A Morte Habita à Noite: o retrato bukoviskiano do cotidiano sombrio

Situado em Recife, e narrado como uma crônica, A Morte Habita à Noite transita entre o amor e a morte, além de ser marcado por uma grande melancolia urbana com personagens que habitam a marginalidade local. Após presenciar um suicídio, de sua janela, e ser abandonado pela esposa (Mariana Nunes) que ama, Raul (Roney Villela) vaga pela cidade em busca de amor embalado por uma solidão que marca sua própria identidade.

Durante uma noite conturbada, Raul conhece Cássia (Endi Vasconcelos), uma jovem desgarrada e cheia de vida que faz com que ele ressignifique o amor e a morte, numa busca por almas gêmeas em um mundo cheio de melancolia.

Dirigido por Eduardo Morotó, A Morte Habita à Noite é o longa-metragem de estreia do diretor, já conhecido pelos curtas premiados “Todos esses dias que somos estrangeiros” e “Eu nunca deveria ter voltado”. Segundo Morotó, o filme retrata o cotidiano sombrio da realidade de milhões de brasileiros que vivem na extrema pobreza.

“Suas personagens vivem no exílio da miséria e eu queria colocar o espectador dentro desses cenários em estado de ruínas. Além disso acredito que ele desperta um sentimento de reconhecimento e compaixão entre/perante essas figuras e também dialoga com a decadência de uma certa masculinidade e sua necessidade de transformação”, afirmou Morotó.

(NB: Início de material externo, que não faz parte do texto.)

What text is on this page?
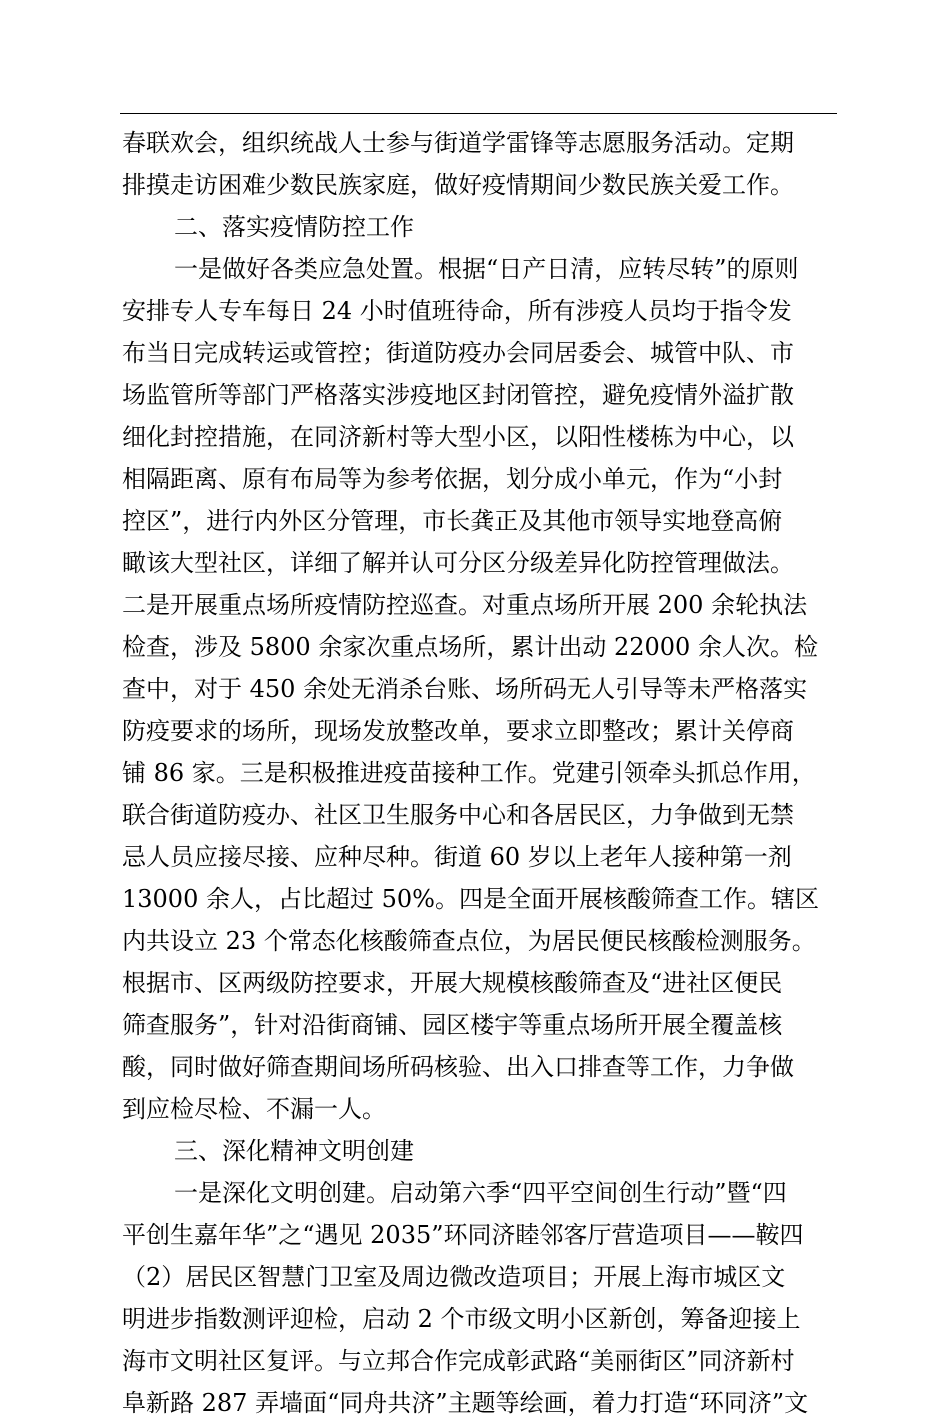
春联欢会，组织统战人士参与街道学雷锋等志愿服务活动。定期
排摸走访困难少数民族家庭，做好疫情期间少数民族关爱工作。
二、落实疫情防控工作
一是做好各类应急处置。根据“日产日清，应转尽转”的原则
安排专人专车每日 24 小时值班待命，所有涉疫人员均于指令发
布当日完成转运或管控；街道防疫办会同居委会、城管中队、市
场监管所等部门严格落实涉疫地区封闭管控，避免疫情外溢扩散
细化封控措施，在同济新村等大型小区，以阳性楼栋为中心，以
相隔距离、原有布局等为参考依据，划分成小单元，作为“小封
控区”，进行内外区分管理，市长龚正及其他市领导实地登高俯
瞰该大型社区，详细了解并认可分区分级差异化防控管理做法。
二是开展重点场所疫情防控巡查。对重点场所开展 200 余轮执法
检查，涉及 5800 余家次重点场所，累计出动 22000 余人次。检
查中，对于 450 余处无消杀台账、场所码无人引导等未严格落实
防疫要求的场所，现场发放整改单，要求立即整改；累计关停商
铺 86 家。三是积极推进疫苗接种工作。党建引领牵头抓总作用，
联合街道防疫办、社区卫生服务中心和各居民区，力争做到无禁
忌人员应接尽接、应种尽种。街道 60 岁以上老年人接种第一剂
13000 余人，占比超过 50%。四是全面开展核酸筛查工作。辖区
内共设立 23 个常态化核酸筛查点位，为居民便民核酸检测服务。
根据市、区两级防控要求，开展大规模核酸筛查及“进社区便民
筛查服务”，针对沿街商铺、园区楼宇等重点场所开展全覆盖核
酸，同时做好筛查期间场所码核验、出入口排查等工作，力争做
到应检尽检、不漏一人。
三、深化精神文明创建
一是深化文明创建。启动第六季“四平空间创生行动”暨“四
平创生嘉年华”之“遇见 2035”环同济睦邻客厅营造项目——鞍四
（2）居民区智慧门卫室及周边微改造项目；开展上海市城区文
明进步指数测评迎检，启动 2 个市级文明小区新创，筹备迎接上
海市文明社区复评。与立邦合作完成彰武路“美丽街区”同济新村
阜新路 287 弄墙面“同舟共济”主题等绘画，着力打造“环同济”文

A Morte Habita à Noite carrega a essência dos contos do escritor Charles Bukowski (1920-1994). Ainda na faculdade de cinema, o diretor adaptou uma outra história do autor boêmio, A Mulher Mais Linda da Cidade, que se tornou o curta Quando Morremos à Noite (2011).

“O longa acabou sendo uma consequência dessa obra, na qual o meu maior interesse estava na dinâmica dramatúrgica do conto, repleto de jogo de cena entre duas personagens, diálogos e situações cortantes, o que atendia o meu desejo de aprofundar-me na direção de atores. Além de enxergar naquele universo uma dimensão humana de confissão, de sentimentos inatos entre personagens fora dos modos sociais mais convencionais e inseridos num mundo de escassez”, explicou.

A estreante Endi Vasconcelos apontou que sua personagem foi uma alegria e um desafio, para ela, como atriz: “ela é uma alma perdida que não se encaixa nesse mundo, por isso o encontro com Raul é bonito. Ela o faz ressignificar a morte e o amor.”

A atriz Rita Carelli, por sua vez, destaca o peso de sua personagem dentro do longa. “Coube à minha personagem, na fronteira entre a morte e a vida, revelar o poeta enrustido no personagem bukoviskiano que protagoniza esse filme”, contou.